Amidst a pandemic of bad Disney live-action adaptations, Mulan seemed like a redemption. A remake of a beloved animated film, Mulan was long anticipated since its visually stunning trailers were released in 2019. It has much to live up to, while also battling the lukewarm reception preceding remakes have received. But perhaps, one of the most important things Mulan hoped to accomplish is to be a success for representation of Asians in film.
At first glance, the movie seems to be well represented, with a cast studded with Chinese actors. However, behind the camera, there is a lack of authentic Chinese representation. It has been noted that the director, screenwriters, and, perhaps most crucially, the costume designer, are of white descent. This has led many to claim that in order to tell a story about imperial China properly, the opportunity should be given to those who actually have a cultural heritage from the country. One cannot help but compare the live action Mulan to an American fortune cookie: exotically Chinese in perception, but deceivingly Western in conception.
What’s important to note when discussing Mulan is the difference between Asian representation and Asian diaspora representation. In an effort to cater to the traditional Chinese audience, the new live-action forgoes fan favorites such as the beloved dragon Mushu—which the Chinese audience had described as disrespectful to Chinese lore—as well as the iconic songs. Instead, they have been replaced with what can be described as stark bleakness, seeming to portray Chinese culture as rigid and somber. By choosing to focus on a retelling of the original ballad, Disney seems to have prioritized making Mulan appealing to Chinese audiences. With outrageous botch-ups of both the beloved 1998 film and the original ballad, however, the film company fails to win over audiences with either.
Perhaps one of the worst decisions the film giant made was, in short, taking a character—whose courage and honor in the face of adversity made her a hero—and giving her superpowers. According to the film, Mulan’s uncanny ability to control her “qi” is what makes her a superhuman warrior with an ability to defy gravity and kick arrows, playing with swords, and jumping on rooftops from childhood. Furthermore, for the purposes of the film, “qi” is some kind of superpower that only men are supposed to have. There is little Mulan does that feels like she decides for herself. It is, frankly, a ridiculous addition.

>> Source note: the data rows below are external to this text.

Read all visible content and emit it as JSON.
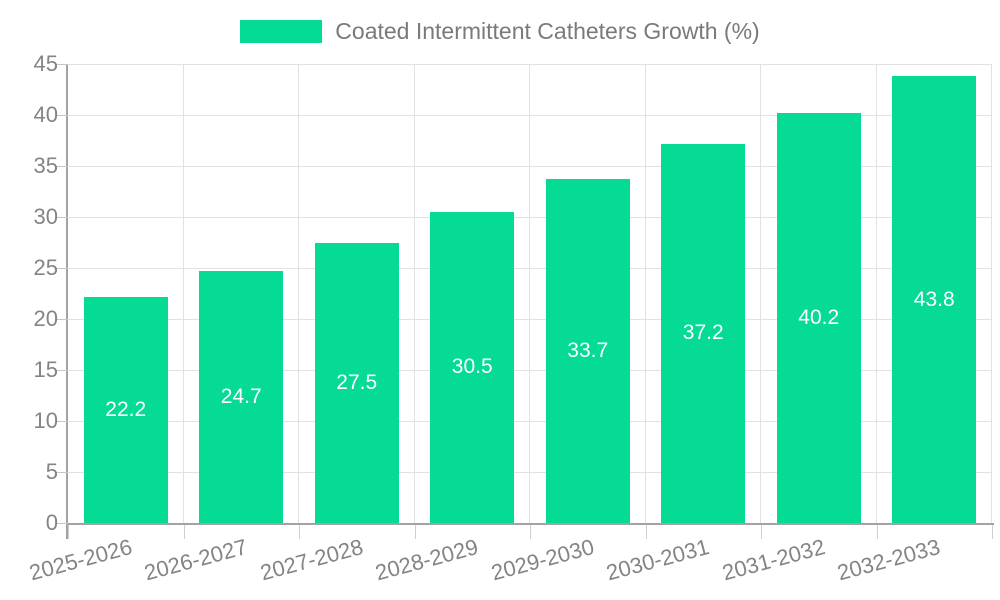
{
  "legend": {
    "label": "Coated Intermittent Catheters Growth (%)"
  },
  "chart_data": {
    "type": "bar",
    "title": "Coated Intermittent Catheters Growth (%)",
    "categories": [
      "2025-2026",
      "2026-2027",
      "2027-2028",
      "2028-2029",
      "2029-2030",
      "2030-2031",
      "2031-2032",
      "2032-2033"
    ],
    "values": [
      22.2,
      24.7,
      27.5,
      30.5,
      33.7,
      37.2,
      40.2,
      43.8
    ],
    "value_label_decimals": 1,
    "xlabel": "",
    "ylabel": "",
    "ylim": [
      0,
      45
    ],
    "ytick_step": 5,
    "yticks": [
      0,
      5,
      10,
      15,
      20,
      25,
      30,
      35,
      40,
      45
    ],
    "grid": true,
    "legend_position": "top-center",
    "value_label_position": "inside-center",
    "colors": {
      "bar": "#05db94",
      "value_label": "#ffffff",
      "axis_line": "#a3a3a3",
      "grid_line": "#e2e2e2",
      "y_tick_line": "#c6c6c6",
      "x_tick_line": "#cfcfcf",
      "axis_text": "#848484",
      "legend_text": "#7a7a7a",
      "background": "#ffffff"
    }
  }
}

The traditional notion of Qi – which roughly translates to “one’s energy flow” – is a core part of Chinese medicine and martial arts, but the film misappropriated the concept as an absurd divisive gendered force. In taking an ancient element of Chinese philosophy and cheapening it to some blockbuster superpower, Mulan feels less like a groundbreaking embrace of Asian culture, and more like another submission to the wider Western box office.
“It’s a Western film with a Chinese backdrop,” one user on the popular Chinese social media website, Zhihu, said. Other Chinese viewers added that Mulan’s “qi” is essentially treated the same as the Force in Star Wars. Users also complained about some of the characters’ make-up, saying that it reflects Western stereotypes of China rather than being a reflection of actual Chinese culture. Watching the film attempt to straddle Chinese and Western audiences, all one could think about was what it would have looked like if those of Chinese descent had actually been the ones telling the story.
While it’s respectable that Disney risked so many changes to an iconic film, many of its efforts in repainting Mulan fall short. The action is entertaining at a glance but lacks emotional stakes and cultural depth, with new characters who are half-baked at best. Though it satisfies many of the original story arcs, the live-action Mulan still doesn’t quite manage to capture the Disney magic of its predecessor, nor does it manage to pave paths for future Asian representation. Starkly bleak and unrepresentative of true Chinese culture, Mulan is a let-down – for both the traditional Disney audience and Asians everywhere.